Desde hace muchos años que carecemos de un planeamiento serio. Hemos demostrado incapacidad para afrontar la presión de coyunturas apremiantes circunstanciales a las que sistemáticamente se respondió aprobando excepciones que privilegiaron a unos pocos, enajenando la imágen urbana que esta ciudad se había propuesto. Sería deseable recuperar nuevamente el orgullo que alguna vez tuvimos. Este motor, compartido, convertirá en celosos guardianes a todos los habitantes comprometidos con el resultado. El lápiz, la hormigonera y el gesto pueden ser estéticamente ricos. Emocionalmente atractivos. Pero no deben ser gestos aislados. Estos deben ser transmisores del entusiasmo, la consideración y el compromiso… con el que el anfitrión se debe ofrecer humildemente a su huésped. Entusiasmo, deriva de EN TEUS y es etimológicamente ‘hacer las cosas en Dios’. Seamos o nó creyentes, quiero dimensionar el alcance del término. Para una ciudad con tan heterogénea nacionalidad de habitantes y huéspedes parecería que lo que nos uniría a todos es sin duda actuar con entusiasmo. Entusiasmo por un ofrecimiento con estilo y autenticidad en obras y servicios. Las obras de arquitectura son productos no perecederos, constituyen objetos singulares Ellas pertenecen al ineludible y permanente ambiente, lo que las obliga a expresarse como algo perdurable y testimonial. En esto radica parte de su trascendencia. Por esto debemos acordar en lo que al proyecto de ciudad se refieren las intenciones y carácter de esa trascendencia.
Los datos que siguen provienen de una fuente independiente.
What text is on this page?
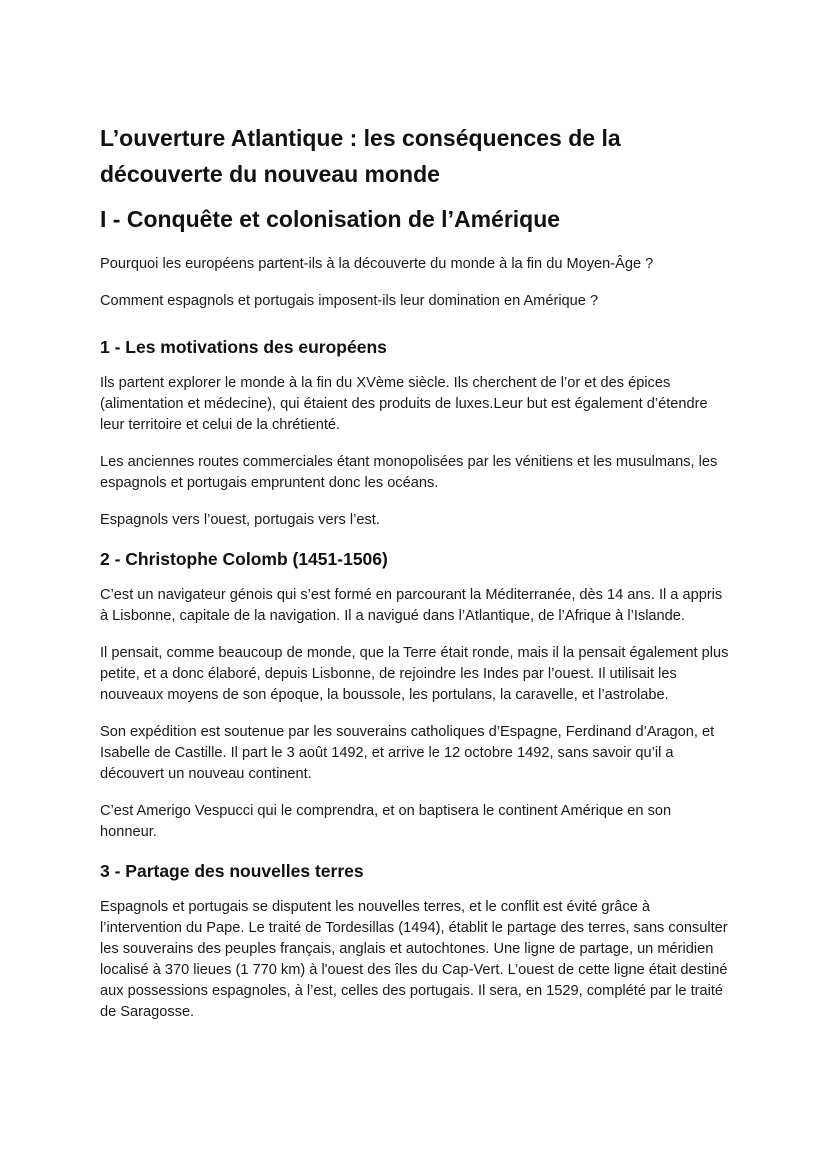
L’ouverture Atlantique : les conséquences de la découverte du nouveau monde
I - Conquête et colonisation de l’Amérique

Pourquoi les européens partent-ils à la découverte du monde à la fin du Moyen-Âge ?

Comment espagnols et portugais imposent-ils leur domination en Amérique ?

1 - Les motivations des européens

Ils partent explorer le monde à la fin du XVème siècle. Ils cherchent de l’or et des épices (alimentation et médecine), qui étaient des produits de luxes.Leur but est également d’étendre leur territoire et celui de la chrétienté.

Les anciennes routes commerciales étant monopolisées par les vénitiens et les musulmans, les espagnols et portugais empruntent donc les océans.

Espagnols vers l’ouest, portugais vers l’est.

2 - Christophe Colomb (1451-1506)

C’est un navigateur génois qui s’est formé en parcourant la Méditerranée, dès 14 ans. Il a appris à Lisbonne, capitale de la navigation. Il a navigué dans l’Atlantique, de l’Afrique à l’Islande.

Il pensait, comme beaucoup de monde, que la Terre était ronde, mais il la pensait également plus petite, et a donc élaboré, depuis Lisbonne, de rejoindre les Indes par l’ouest. Il utilisait les nouveaux moyens de son époque, la boussole, les portulans, la caravelle, et l’astrolabe.

Son expédition est soutenue par les souverains catholiques d’Espagne, Ferdinand d’Aragon, et Isabelle de Castille. Il part le 3 août 1492, et arrive le 12 octobre 1492, sans savoir qu’il a découvert un nouveau continent.

C’est Amerigo Vespucci qui le comprendra, et on baptisera le continent Amérique en son honneur.

3 - Partage des nouvelles terres

Espagnols et portugais se disputent les nouvelles terres, et le conflit est évité grâce à l’intervention du Pape. Le traité de Tordesillas (1494), établit le partage des terres, sans consulter les souverains des peuples français, anglais et autochtones. Une ligne de partage, un méridien localisé à 370 lieues (1 770 km) à l'ouest des îles du Cap-Vert. L’ouest de cette ligne était destiné aux possessions espagnoles, à l’est, celles des portugais. Il sera, en 1529, complété par le traité de Saragosse.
Para finalizar, y acotándonos a nuestra labor profesional cotidiana, nosotros vemos la necesidad de realizar un programa de necesidades al cual acomodemos nuestra ciudad. Este contemplará etapas modestas y realizables en el corto plazo, generadoras de confianza y entusiasmo para las de mediano y largo plazo. Esta es una tarea sencilla y usual que fácilmente comprenderemos si asimilamos el proyecto de la ciudad al de un hotel que habita permanentemente su propietario. Es fácil hacer la analogía de las situaciones planteadas. Diferenciación de accesos y privilegio de vistas. Diferenciación de servicios, privacidad y ruidos, residuos, estacionamiento… en fin, una tarea por nosotros conocida. Particularmente nos parece muy sintomático que hayamos llegado a los 94 años sin tener la Estación Receptora de Turismo multitudinario, como lo es la de ómnibus. Así podemos seguir mencionando ejemplos de las faltas. Pero ocupémonos de los aciertos y potenciarlos con creatividad.

Creemos que la actividad privada organizada y coordinada con los administradores públicos dará el sustento y continuidad a las líneas de acción. La firmeza del proyecto en el tiempo debe superar la instancia de las políticas oficiales desacertadas o circunstanciales. Estas deben sumarse a un plan común cuyo motor sea la suma de intereses. Debemos involucrarnos todos, empresarios, políticos y técnicos en la producción de los elementos necesarios para con el conjunto de la comunidad realizar los sueños que originalmente nos convocaron. Si soñamos solitariamente, solo soñamos. Cuando soñamos entre todos, modificamos la realidad. Lo conseguiremos con esfuerzo, docencia, expresión elocuente de nuestras intenciones y metas claras.